His finding on internal coordination is a compelling one. Across interviews with innovation officers at some of the world’s leading companies, including Amazon and Microsoft, his research found that when a customer need gets broadcast inside of a large organization, a solution already exists somewhere in the building over 70% of the time, yet that knowledge is not often enough discoverable.
The breakdown in implementing these ideas usually comes down to simple communication. To handle the pressure for immediate results, Krippendorff suggests looking at experiments as a portfolio—measuring success across the board rather than item by item—while pushing for long-term metrics like customer lifetime value. He remains pragmatic about these frameworks, often reminding his audience that while all models are technically flawed, the best ones are incredibly useful.
Case Studies Made the Keynote Themes Concrete
CRMC's differentiator as a conference is the roughly 20 curated brand case studies, presented by the operators who did the work. The same three problems kept showing up.
At Home took on the topic of listening to customers. The team admitted it had run a CRM program disguised as loyalty: a welcome, a birthday message and silence in between. Its reset started where Epstein's did, with customers talking about their actual frustrations. Disney used CRM to create a brand experience and built fandom and long-term value from it.
Suncor’s Petro-Canada addressed the challenges of friction when they discussed a paradox with their customers: high visit frequency at the pump that wasn’t converting to preference. Their fix to build greater loyalty removed friction from the digital experience.
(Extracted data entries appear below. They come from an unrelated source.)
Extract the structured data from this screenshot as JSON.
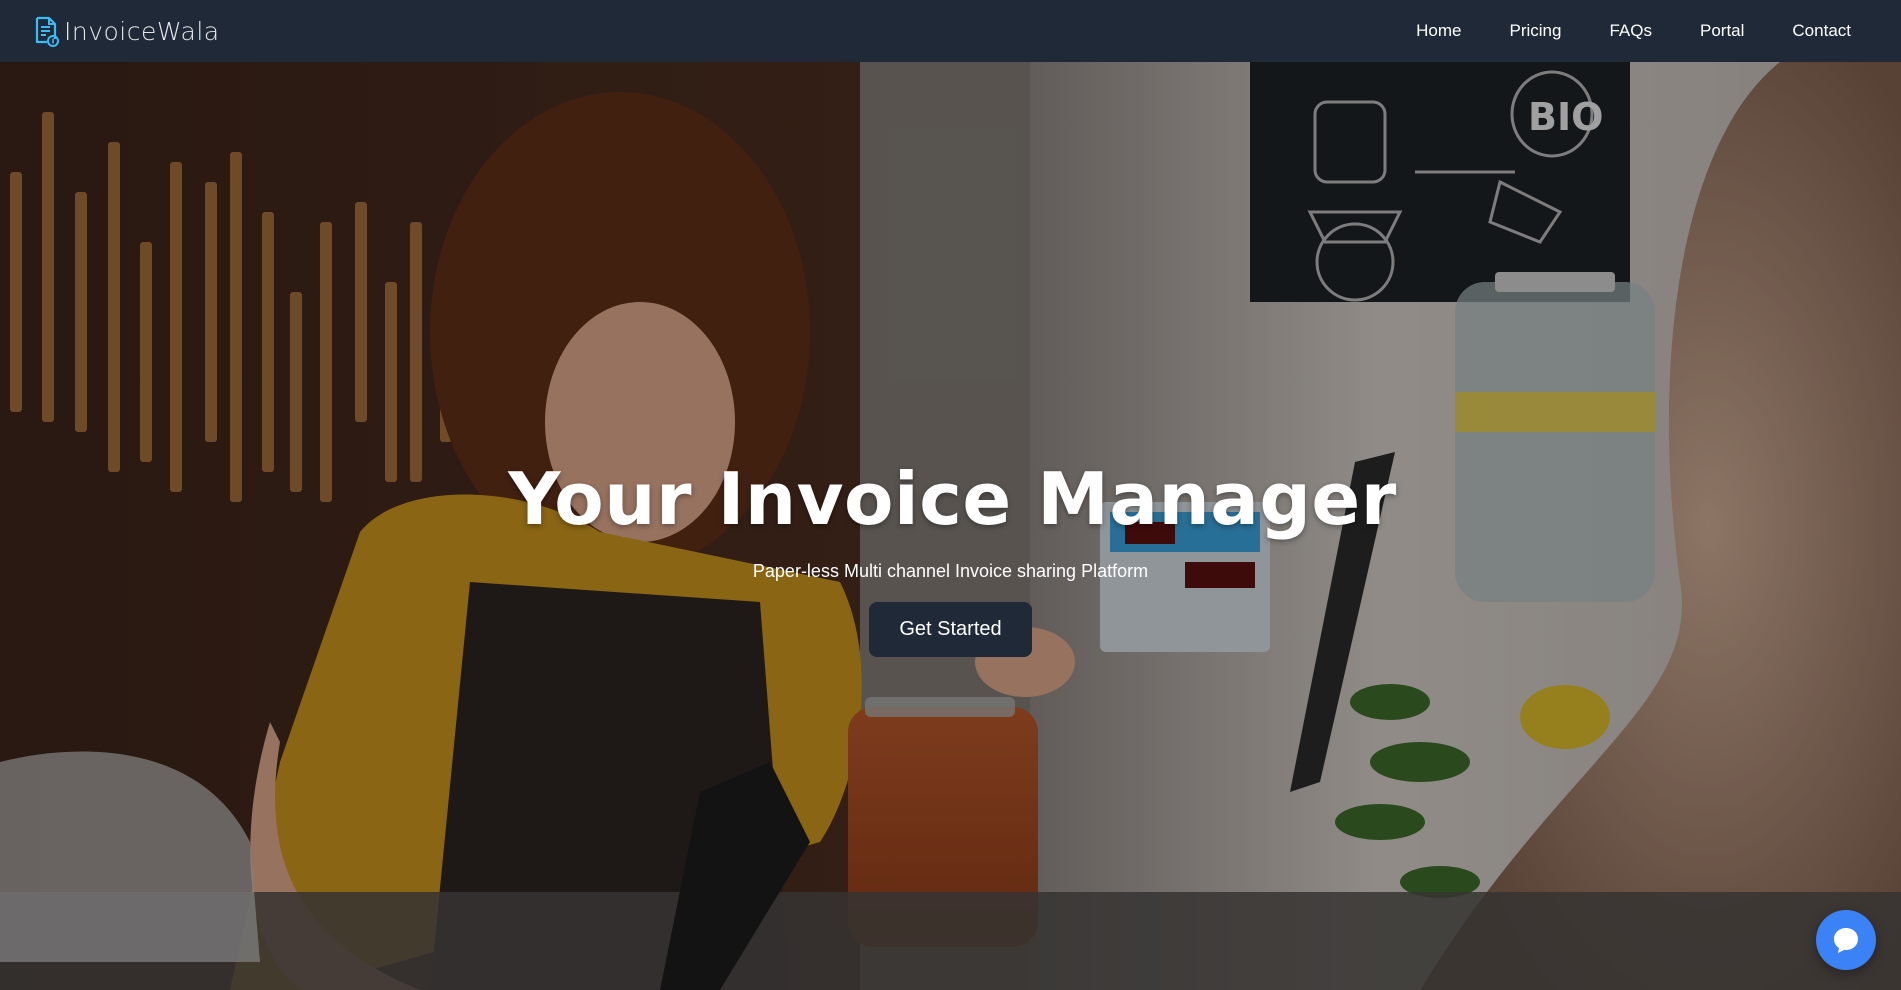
{
  "brand": {
    "name": "InvoiceWala",
    "logo_icon": "invoice-document-icon",
    "logo_color": "#38bdf8"
  },
  "nav": {
    "items": [
      {
        "label": "Home"
      },
      {
        "label": "Pricing"
      },
      {
        "label": "FAQs"
      },
      {
        "label": "Portal"
      },
      {
        "label": "Contact"
      }
    ]
  },
  "hero": {
    "title": "Your Invoice Manager",
    "subtitle": "Paper-less Multi channel Invoice sharing Platform",
    "cta_label": "Get Started",
    "background_image": "shop-counter-photo",
    "chalkboard_text": "BIO"
  },
  "chat_widget": {
    "icon": "chat-bubble-icon",
    "color": "#3b82f6"
  },
  "colors": {
    "navbar": "#1f2937",
    "button": "#1f2937",
    "text": "#ffffff"
  }
}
T-Mobile took on disruption. The team traced the Un-Carrier strategy to one insight: that wireless loyalty was broken, and walked through its move from brand loyalty to customer appreciation to membership, the mindset shift Krippendorff puts at the center of staying a disruptor. J.Crew argued the other end of the spectrum. Its session, "Innovation by Inches," made the 80/20 case that the brands pulling ahead win by making the basics unmistakably better.
Technology Is Only Part of the Solution
Three threads ran through the three days. Loyalty starts with internal commitment and the discipline to listen. The highest-value improvement to a retail experience is often the one that makes a small task simpler. Team and data silos become more visible as the experience goes omnichannel. None of these gets solved by buying a platform. Each takes a clear view of the experience you want and the commitment to build it.
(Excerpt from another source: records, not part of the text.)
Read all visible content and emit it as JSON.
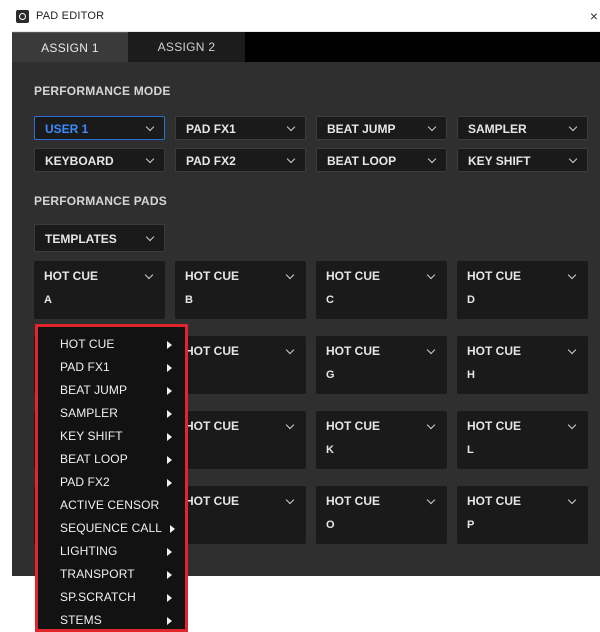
{
  "window": {
    "title": "PAD EDITOR",
    "close_glyph": "×"
  },
  "tabs": [
    {
      "label": "ASSIGN 1",
      "active": true
    },
    {
      "label": "ASSIGN 2",
      "active": false
    }
  ],
  "performance_mode": {
    "title": "PERFORMANCE MODE",
    "dropdowns": [
      {
        "label": "USER 1",
        "selected": true
      },
      {
        "label": "PAD FX1",
        "selected": false
      },
      {
        "label": "BEAT JUMP",
        "selected": false
      },
      {
        "label": "SAMPLER",
        "selected": false
      },
      {
        "label": "KEYBOARD",
        "selected": false
      },
      {
        "label": "PAD FX2",
        "selected": false
      },
      {
        "label": "BEAT LOOP",
        "selected": false
      },
      {
        "label": "KEY SHIFT",
        "selected": false
      }
    ]
  },
  "performance_pads": {
    "title": "PERFORMANCE PADS",
    "templates_label": "TEMPLATES",
    "pads": [
      {
        "type": "HOT CUE",
        "letter": "A"
      },
      {
        "type": "HOT CUE",
        "letter": "B"
      },
      {
        "type": "HOT CUE",
        "letter": "C"
      },
      {
        "type": "HOT CUE",
        "letter": "D"
      },
      {
        "type": "HOT CUE",
        "letter": ""
      },
      {
        "type": "HOT CUE",
        "letter": ""
      },
      {
        "type": "HOT CUE",
        "letter": "G"
      },
      {
        "type": "HOT CUE",
        "letter": "H"
      },
      {
        "type": "HOT CUE",
        "letter": ""
      },
      {
        "type": "HOT CUE",
        "letter": ""
      },
      {
        "type": "HOT CUE",
        "letter": "K"
      },
      {
        "type": "HOT CUE",
        "letter": "L"
      },
      {
        "type": "HOT CUE",
        "letter": ""
      },
      {
        "type": "HOT CUE",
        "letter": ""
      },
      {
        "type": "HOT CUE",
        "letter": "O"
      },
      {
        "type": "HOT CUE",
        "letter": "P"
      }
    ]
  },
  "context_menu": {
    "highlight_color": "#e0262a",
    "items": [
      {
        "label": "HOT CUE",
        "submenu": true
      },
      {
        "label": "PAD FX1",
        "submenu": true
      },
      {
        "label": "BEAT JUMP",
        "submenu": true
      },
      {
        "label": "SAMPLER",
        "submenu": true
      },
      {
        "label": "KEY SHIFT",
        "submenu": true
      },
      {
        "label": "BEAT LOOP",
        "submenu": true
      },
      {
        "label": "PAD FX2",
        "submenu": true
      },
      {
        "label": "ACTIVE CENSOR",
        "submenu": false
      },
      {
        "label": "SEQUENCE CALL",
        "submenu": true
      },
      {
        "label": "LIGHTING",
        "submenu": true
      },
      {
        "label": "TRANSPORT",
        "submenu": true
      },
      {
        "label": "SP.SCRATCH",
        "submenu": true
      },
      {
        "label": "STEMS",
        "submenu": true
      }
    ]
  },
  "colors": {
    "accent_selected": "#3b8cff",
    "panel_bg": "#2f2f2f",
    "control_bg": "#1a1a1a"
  }
}
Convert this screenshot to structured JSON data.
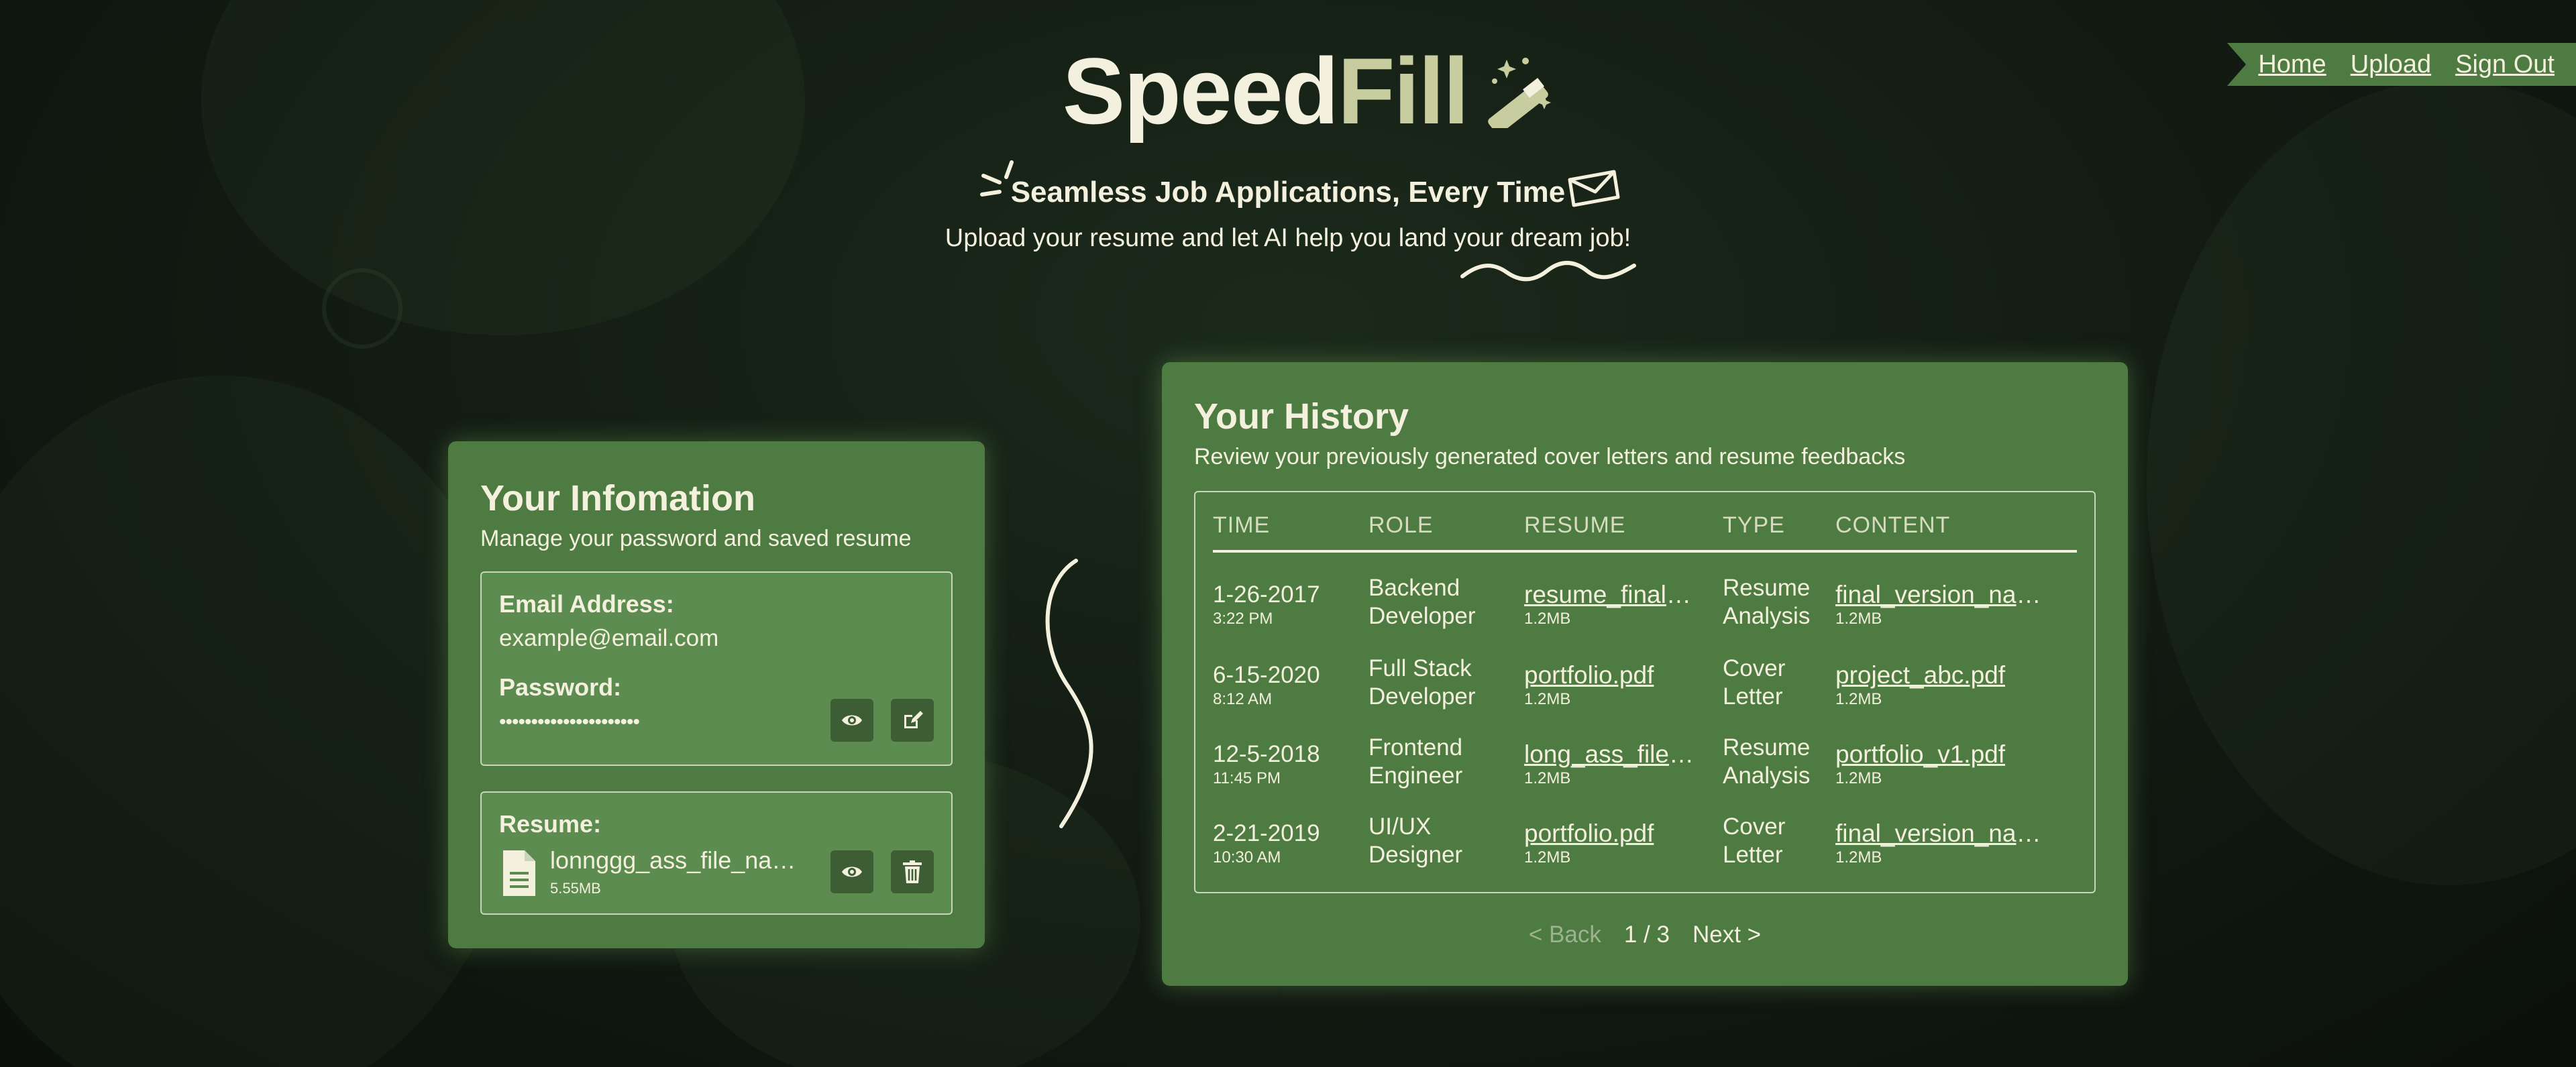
{
  "nav": {
    "home": "Home",
    "upload": "Upload",
    "sign_out": "Sign Out"
  },
  "header": {
    "brand_part1": "Speed",
    "brand_part2": "Fill",
    "tagline": "Seamless Job Applications, Every Time",
    "subtitle": "Upload your resume and let AI help you land your dream job!"
  },
  "info_card": {
    "title": "Your Infomation",
    "description": "Manage your password and saved resume",
    "email_label": "Email Address:",
    "email_value": "example@email.com",
    "password_label": "Password:",
    "password_value": "••••••••••••••••••••••",
    "resume_label": "Resume:",
    "resume_file_name": "lonnggg_ass_file_name.pdf",
    "resume_file_size": "5.55MB"
  },
  "history_card": {
    "title": "Your History",
    "description": "Review your previously generated cover letters and resume feedbacks",
    "columns": [
      "TIME",
      "ROLE",
      "RESUME",
      "TYPE",
      "CONTENT"
    ],
    "rows": [
      {
        "date": "1-26-2017",
        "time": "3:22 PM",
        "role_line1": "Backend",
        "role_line2": "Developer",
        "resume": "resume_final_version.pdf",
        "resume_size": "1.2MB",
        "type_line1": "Resume",
        "type_line2": "Analysis",
        "content": "final_version_name.pdf",
        "content_size": "1.2MB"
      },
      {
        "date": "6-15-2020",
        "time": "8:12 AM",
        "role_line1": "Full Stack",
        "role_line2": "Developer",
        "resume": "portfolio.pdf",
        "resume_size": "1.2MB",
        "type_line1": "Cover",
        "type_line2": "Letter",
        "content": "project_abc.pdf",
        "content_size": "1.2MB"
      },
      {
        "date": "12-5-2018",
        "time": "11:45 PM",
        "role_line1": "Frontend",
        "role_line2": "Engineer",
        "resume": "long_ass_file_name.pdf",
        "resume_size": "1.2MB",
        "type_line1": "Resume",
        "type_line2": "Analysis",
        "content": "portfolio_v1.pdf",
        "content_size": "1.2MB"
      },
      {
        "date": "2-21-2019",
        "time": "10:30 AM",
        "role_line1": "UI/UX",
        "role_line2": "Designer",
        "resume": "portfolio.pdf",
        "resume_size": "1.2MB",
        "type_line1": "Cover",
        "type_line2": "Letter",
        "content": "final_version_name.pdf",
        "content_size": "1.2MB"
      }
    ],
    "pager": {
      "back": "< Back",
      "page": "1 / 3",
      "next": "Next >"
    }
  },
  "icons": [
    "magic-wand-icon",
    "sparkle-lines-icon",
    "envelope-icon",
    "squiggle-underline-icon",
    "eye-icon",
    "edit-icon",
    "document-icon",
    "trash-icon",
    "curved-line-icon"
  ],
  "colors": {
    "card_green": "#4e7b42",
    "inner_green": "#5c8c50",
    "text_cream": "#f3f0dd",
    "accent_khaki": "#c8cda0",
    "background": "#101610"
  }
}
While the tech lets everyone move faster, the real advantage is coherence across the organization, with all teams and practice areas in step with one another. By contrast, simply applying speed to a disorganized operation just scales the mess, meaning that the adoption of AI only raises the stakes since it has a tendency to accelerate.
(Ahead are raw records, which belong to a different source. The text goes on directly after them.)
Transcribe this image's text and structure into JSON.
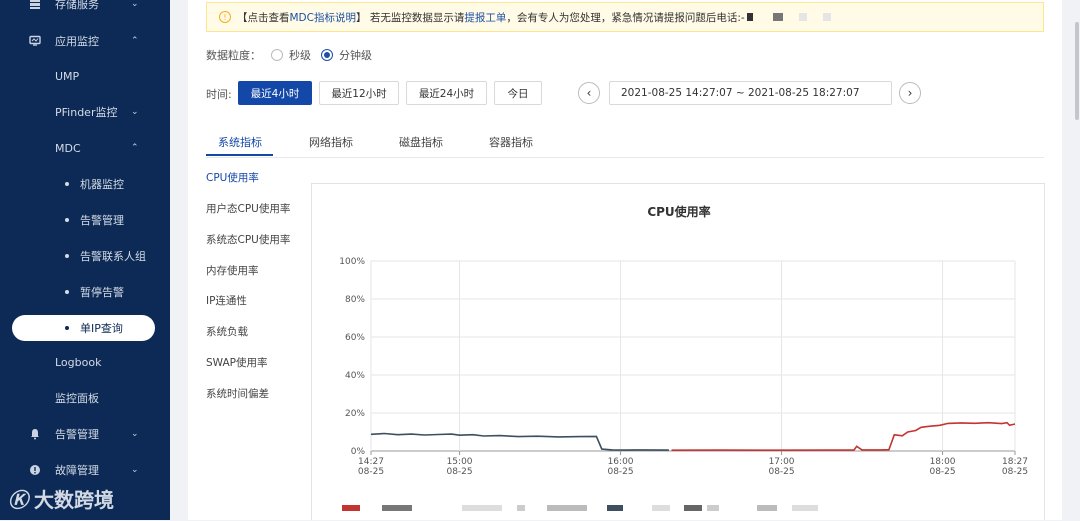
{
  "sidebar": {
    "items": [
      {
        "label": "存储服务",
        "icon": "storage-icon",
        "chevron": "⌄"
      },
      {
        "label": "应用监控",
        "icon": "monitor-icon",
        "chevron": "⌃"
      },
      {
        "label": "UMP"
      },
      {
        "label": "PFinder监控",
        "chevron": "⌄"
      },
      {
        "label": "MDC",
        "chevron": "⌃"
      },
      {
        "label": "机器监控"
      },
      {
        "label": "告警管理"
      },
      {
        "label": "告警联系人组"
      },
      {
        "label": "暂停告警"
      },
      {
        "label": "单IP查询"
      },
      {
        "label": "Logbook"
      },
      {
        "label": "监控面板"
      },
      {
        "label": "告警管理",
        "icon": "bell-icon",
        "chevron": "⌄"
      },
      {
        "label": "故障管理",
        "icon": "fault-icon",
        "chevron": "⌄"
      }
    ]
  },
  "watermark": {
    "logo": "Ⓚ",
    "text": "大数跨境"
  },
  "notice": {
    "prefix": "【点击查看 ",
    "link1": "MDC指标说明",
    "middle": "】 若无监控数据显示请 ",
    "link2": "提报工单",
    "suffix": "，会有专人为您处理，紧急情况请提报问题后电话:-"
  },
  "granularity": {
    "label": "数据粒度：",
    "options": [
      "秒级",
      "分钟级"
    ],
    "selected": "分钟级"
  },
  "time": {
    "label": "时间:",
    "buttons": [
      "最近4小时",
      "最近12小时",
      "最近24小时",
      "今日"
    ],
    "active": "最近4小时",
    "range": "2021-08-25 14:27:07 ~ 2021-08-25 18:27:07",
    "prev_icon": "‹",
    "next_icon": "›"
  },
  "tabs": [
    "系统指标",
    "网络指标",
    "磁盘指标",
    "容器指标"
  ],
  "metrics": [
    "CPU使用率",
    "用户态CPU使用率",
    "系统态CPU使用率",
    "内存使用率",
    "IP连通性",
    "系统负载",
    "SWAP使用率",
    "系统时间偏差"
  ],
  "colors": {
    "sidebar": "#0c2a55",
    "primary": "#1448a8",
    "series_dark": "#3d4f60",
    "series_red": "#c23531"
  },
  "chart_data": {
    "type": "line",
    "title": "CPU使用率",
    "xlabel": "",
    "ylabel": "",
    "ylim": [
      0,
      100
    ],
    "y_ticks": [
      "100%",
      "80%",
      "60%",
      "40%",
      "20%",
      "0%"
    ],
    "x_ticks": [
      {
        "t": "14:27",
        "d": "08-25"
      },
      {
        "t": "15:00",
        "d": "08-25"
      },
      {
        "t": "16:00",
        "d": "08-25"
      },
      {
        "t": "17:00",
        "d": "08-25"
      },
      {
        "t": "18:00",
        "d": "08-25"
      },
      {
        "t": "18:27",
        "d": "08-25"
      }
    ],
    "x_ticks_minutes": [
      0,
      33,
      93,
      153,
      213,
      240
    ],
    "series": [
      {
        "color": "#3d4f60",
        "points": [
          [
            0,
            8.8
          ],
          [
            5,
            9.2
          ],
          [
            10,
            8.6
          ],
          [
            15,
            8.9
          ],
          [
            20,
            8.4
          ],
          [
            25,
            8.7
          ],
          [
            30,
            8.9
          ],
          [
            33,
            8.3
          ],
          [
            38,
            8.6
          ],
          [
            42,
            7.9
          ],
          [
            48,
            8.1
          ],
          [
            55,
            7.6
          ],
          [
            62,
            7.8
          ],
          [
            70,
            7.4
          ],
          [
            78,
            7.6
          ],
          [
            84,
            7.7
          ],
          [
            86,
            1.0
          ],
          [
            90,
            0.6
          ],
          [
            95,
            0.5
          ],
          [
            100,
            0.6
          ],
          [
            110,
            0.5
          ],
          [
            111,
            0.5
          ]
        ]
      },
      {
        "color": "#c23531",
        "points": [
          [
            112,
            0.4
          ],
          [
            130,
            0.5
          ],
          [
            150,
            0.4
          ],
          [
            170,
            0.5
          ],
          [
            180,
            0.5
          ],
          [
            181,
            2.5
          ],
          [
            183,
            0.6
          ],
          [
            190,
            0.6
          ],
          [
            193,
            0.7
          ],
          [
            195,
            8.5
          ],
          [
            198,
            8.0
          ],
          [
            200,
            10.0
          ],
          [
            203,
            10.8
          ],
          [
            205,
            12.5
          ],
          [
            208,
            13.0
          ],
          [
            212,
            13.5
          ],
          [
            215,
            14.5
          ],
          [
            220,
            14.8
          ],
          [
            225,
            14.6
          ],
          [
            230,
            14.9
          ],
          [
            235,
            14.4
          ],
          [
            237,
            14.9
          ],
          [
            238,
            13.5
          ],
          [
            240,
            14.2
          ]
        ]
      }
    ]
  }
}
Doing the Work Is the Differentiator
Imagine a retailer taking the easy way out: they buy a personalization engine and launch it within a quarter. The engine successfully recommends a product, the customer buys it, but then the return goes through a store-credit-only policy that merchandising implemented without the CX team's knowledge. The recommendation engine and the returns desk operate on completely siloed data. In short, the tool functions, but it just highlights and accelerates the underlying mess.
The transformational part of any 2026 plan is the vision behind the purchase and the measurement and iteration that follow it. The software was never the transformation. Before you approve the next platform in your commerce stack, find your year and a half of listening, the friction you are inflicting on your own customers, and the capability already sitting three doors down.